There are so many notes in the busy keyboard pieces such as Mad Rush that to do too much would not work – but here the judgement of both performers is right on the money. The piano parts are essentially the same, but Cooper cleverly highlights elements of the busy lines with his own spotlit textures, putting shards of white noise on the top of the likes of Mad Rush and opening out the sound with long bass notes, taking us from intimate beginnings to cinematic, big-venue textures. He does this without compromising the solitary world of a piece like Metamorphosis 2, and each one makes an unexpectedly weighty emotional impact.

While the reinterpretations of pieces like Tirol Concerto are excellent, Brubaker and Cooper’s interpretation of Two Pages is outstanding. It is ideally paced, the tracer lights of the keyboard operating over great waves of synthesizer pads, the chords shifting simply but with a devastatingly effective emotional payoff.
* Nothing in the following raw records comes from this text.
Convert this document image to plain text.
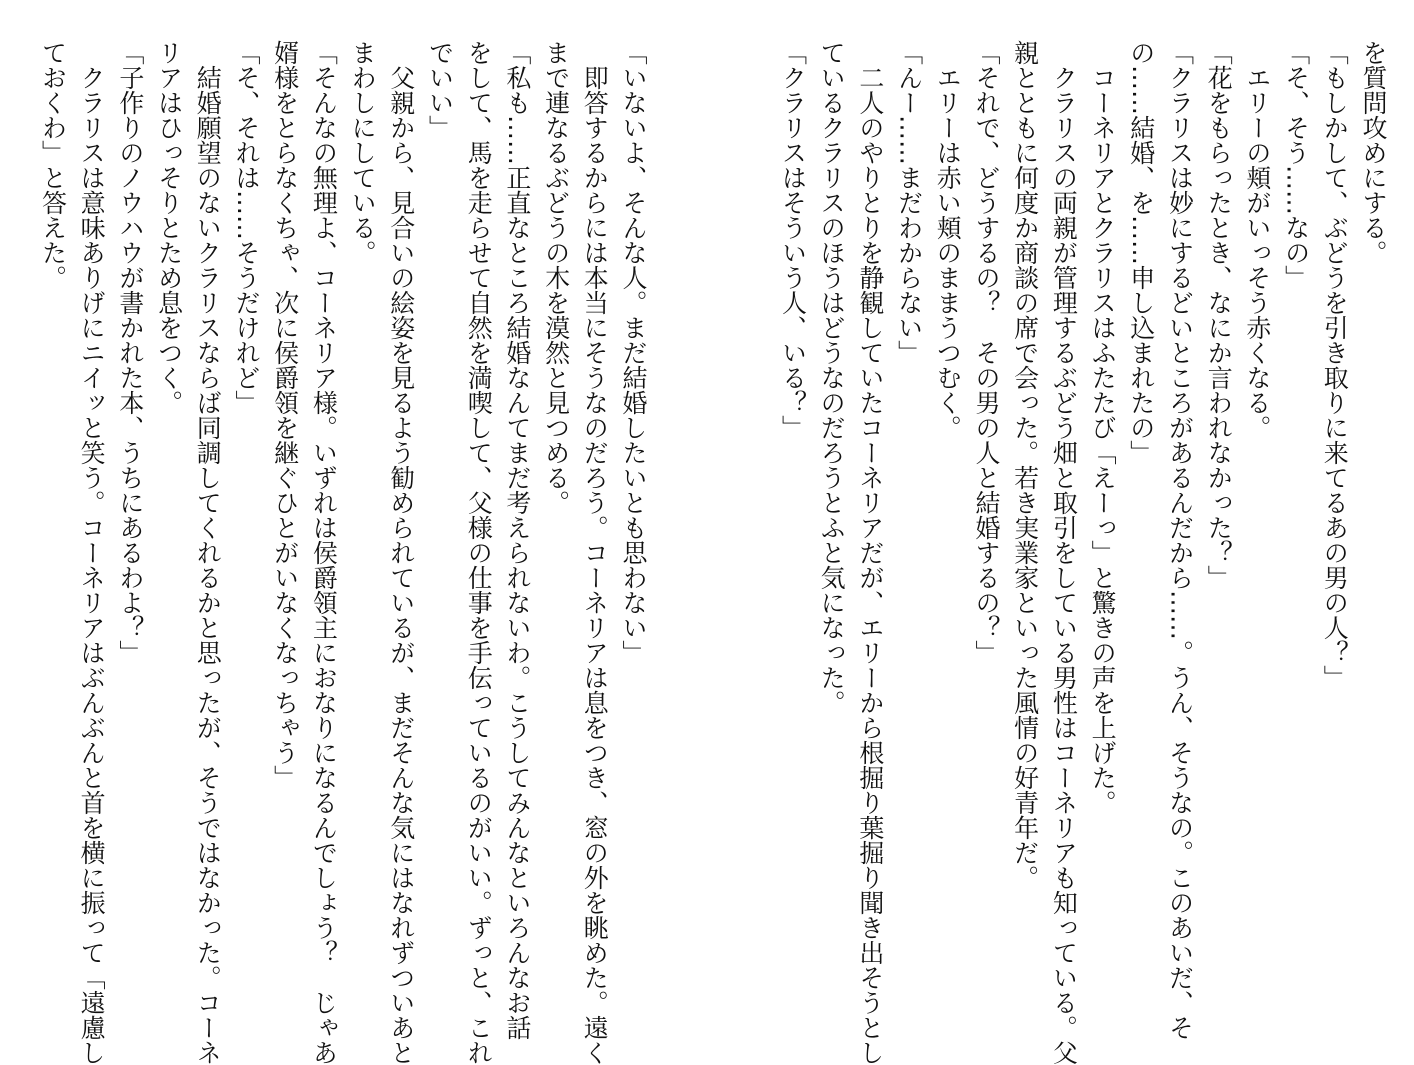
を質問攻めにする。

「もしかして、ぶどうを引き取りに来てるあの男の人？」

「そ、そう……なの」

　エリーの頬がいっそう赤くなる。

「花をもらったとき、なにか言われなかった？」

「クラリスは妙にするどいところがあるんだから……。うん、そうなの。このあいだ、そ

の……結婚、を……申し込まれたの」

　コーネリアとクラリスはふたたび「えーっ」と驚きの声を上げた。

　クラリスの両親が管理するぶどう畑と取引をしている男性はコーネリアも知っている。父

親とともに何度か商談の席で会った。若き実業家といった風情の好青年だ。

「それで、どうするの？　その男の人と結婚するの？」

　エリーは赤い頬のままうつむく。

「んー……まだわからない」

　二人のやりとりを静観していたコーネリアだが、エリーから根掘り葉掘り聞き出そうとし

ているクラリスのほうはどうなのだろうとふと気になった。

「クラリスはそういう人、いる？」

「いないよ、そんな人。まだ結婚したいとも思わない」

　即答するからには本当にそうなのだろう。コーネリアは息をつき、窓の外を眺めた。遠く

まで連なるぶどうの木を漠然と見つめる。

「私も……正直なところ結婚なんてまだ考えられないわ。こうしてみんなといろんなお話

をして、馬を走らせて自然を満喫して、父様の仕事を手伝っているのがいい。ずっと、これ

でいい」

　父親から、見合いの絵姿を見るよう勧められているが、まだそんな気にはなれずついあと

まわしにしている。

「そんなの無理よ、コーネリア様。いずれは侯爵領主におなりになるんでしょう？　じゃあ

婿様をとらなくちゃ、次に侯爵領を継ぐひとがいなくなっちゃう」

「そ、それは……そうだけれど」

　結婚願望のないクラリスならば同調してくれるかと思ったが、そうではなかった。コーネ

リアはひっそりとため息をつく。

「子作りのノウハウが書かれた本、うちにあるわよ？」

　クラリスは意味ありげにニイッと笑う。コーネリアはぶんぶんと首を横に振って「遠慮し

ておくわ」と答えた。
So far each listen to this particular track has left a tear in the eye!

Does it all work?

Yes. It is immediately clear that Brubaker and Cooper hold the music of Glass in the utmost respect, but also that they know how to bring it forward and point it towards a slightly more club-orientated audience. There are no beats at any point, but the electronic sounds and textures bring them much closer – and Glass’s own rhythmic impetus is enough in any case. Each track is carefully woven and lovingly produced, and sounds great on headphones.

Is it recommended?

Very much so. Glass and Reich have had some excellent remix treatment in the last 25 years or so, but Bruce Brubaker and Max Cooper have really raised the game with this album, which is both wholly complimentary to Glass but offers something new in its own right. It is a really fine  achievement.